The Telegraph similarly argues that Martin’s departure is a necessary preliminary to any meaningful reform.

“He has presided over – and taken plentiful advantage of – this rotten system and his position is quite untenable,” the paper argues.

But elsewhere the debate moves on to the fortunate few who have come out of the expenses furore stronger.

The Telegraph’s chief political commentator Benedict Brogan argues that the crisis has shown the mettle of David Cameron.

“In what he has said and done, the Conservative leader has not only demonstrated his knack for staying ahead of the public debate and thereby shaping it; he has displayed the courage and conviction a leader must possess if he is to confront adversity,” he writes.

Meanwhile, Vince Cable,yesterday touted as a future Speaker by the Guardian’s Michael White, looks set to retain his title of Britain’s favourite politician through the expenses row.

The Sun’s Kelvin Mackenzie praises Cable for being the only outer London MP not to claim for a second home. Like Polly Tonybee earlier this week, he also believes that the genial and, crucially, thrifty Alan Johnson may yet prove to be Labour’s saviour.

Mackenzie describes him as “the only guy in the Labour party who might reduce the Tory majority at the next General Election by half.”

Finally, in the Guardian, Seumas Milne warns that the scandal “may have brought the British political class to a new nadir, but it’s the country that will pay the price.”

He argues that the disproportionate reaction to the expenses scandal masks far more serious and corrosive issues, such as the £7bn paid out in bankers’ bonuses this year.

“It might be objected that these are private institutions … But, of course, several of the banks involved are now nothing of the sort and the others have been kept afloat since last autumn on a sea of public cash. Yet the bankers are now off the hook,” he notes.

And while figures across the political spectrum have praised the Telegraph’s robust reporting, Milne scents a whiff of hypocrisy in the coverage.

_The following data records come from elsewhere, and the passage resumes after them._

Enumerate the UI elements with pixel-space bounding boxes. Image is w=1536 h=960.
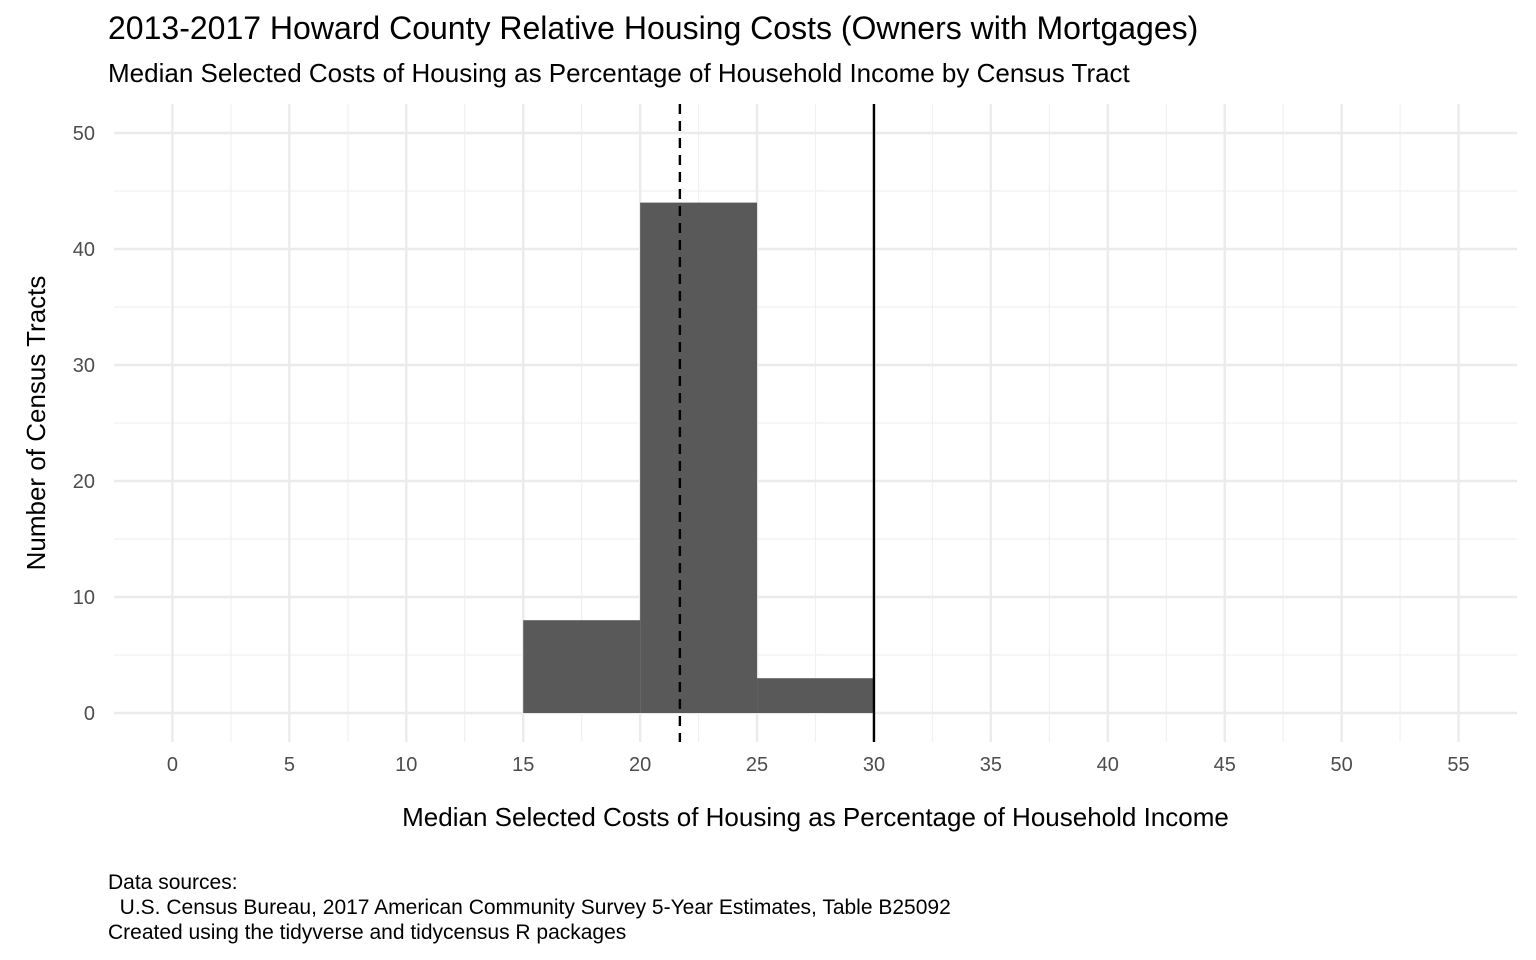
histogram-bar [640, 202, 758, 713]
x-tick-label: 30 [863, 754, 885, 776]
y-tick-label: 30 [73, 355, 95, 377]
y-tick-label: 20 [73, 471, 95, 493]
x-tick-label: 5 [284, 754, 295, 776]
x-tick-label: 20 [629, 754, 651, 776]
x-tick-label: 10 [395, 754, 417, 776]
histogram-bars [523, 202, 874, 713]
y-axis-ticks: 0 10 20 30 40 50 [73, 123, 95, 725]
chart-caption: Data sources: U.S. Census Bureau, 2017 A… [108, 871, 951, 944]
histogram-bar [757, 678, 874, 713]
x-tick-label: 0 [167, 754, 178, 776]
x-tick-label: 40 [1097, 754, 1119, 776]
x-tick-label: 35 [980, 754, 1002, 776]
x-tick-label: 45 [1214, 754, 1236, 776]
y-tick-label: 0 [84, 703, 95, 725]
y-axis-title: Number of Census Tracts [21, 276, 51, 571]
x-tick-label: 15 [512, 754, 534, 776]
x-tick-label: 25 [746, 754, 768, 776]
reference-lines [678, 104, 876, 742]
chart-subtitle: Median Selected Costs of Housing as Perc… [108, 58, 1130, 88]
y-tick-label: 50 [73, 123, 95, 145]
y-tick-label: 40 [73, 239, 95, 261]
x-axis-ticks: 0 5 10 15 20 25 30 35 40 45 50 55 [167, 754, 1470, 776]
chart-title: 2013-2017 Howard County Relative Housing… [108, 10, 1199, 46]
grid-lines [114, 104, 1517, 742]
x-tick-label: 50 [1331, 754, 1353, 776]
y-tick-label: 10 [73, 587, 95, 609]
x-axis-title: Median Selected Costs of Housing as Perc… [402, 802, 1229, 832]
x-tick-label: 55 [1447, 754, 1469, 776]
histogram-bar [523, 620, 641, 713]
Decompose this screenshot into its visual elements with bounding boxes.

“The blizzard of petty corruption revelations, orchestrated by a newspaper whose owners live in tax exile in the Channel Islands, has got out of hand,” he writes.

He fears that the cynical, anti-politics mood will once again be exploited by the demagogic right but hopes that the humiliation of the political establishment will also provide the space for left-wing alternatives to develop.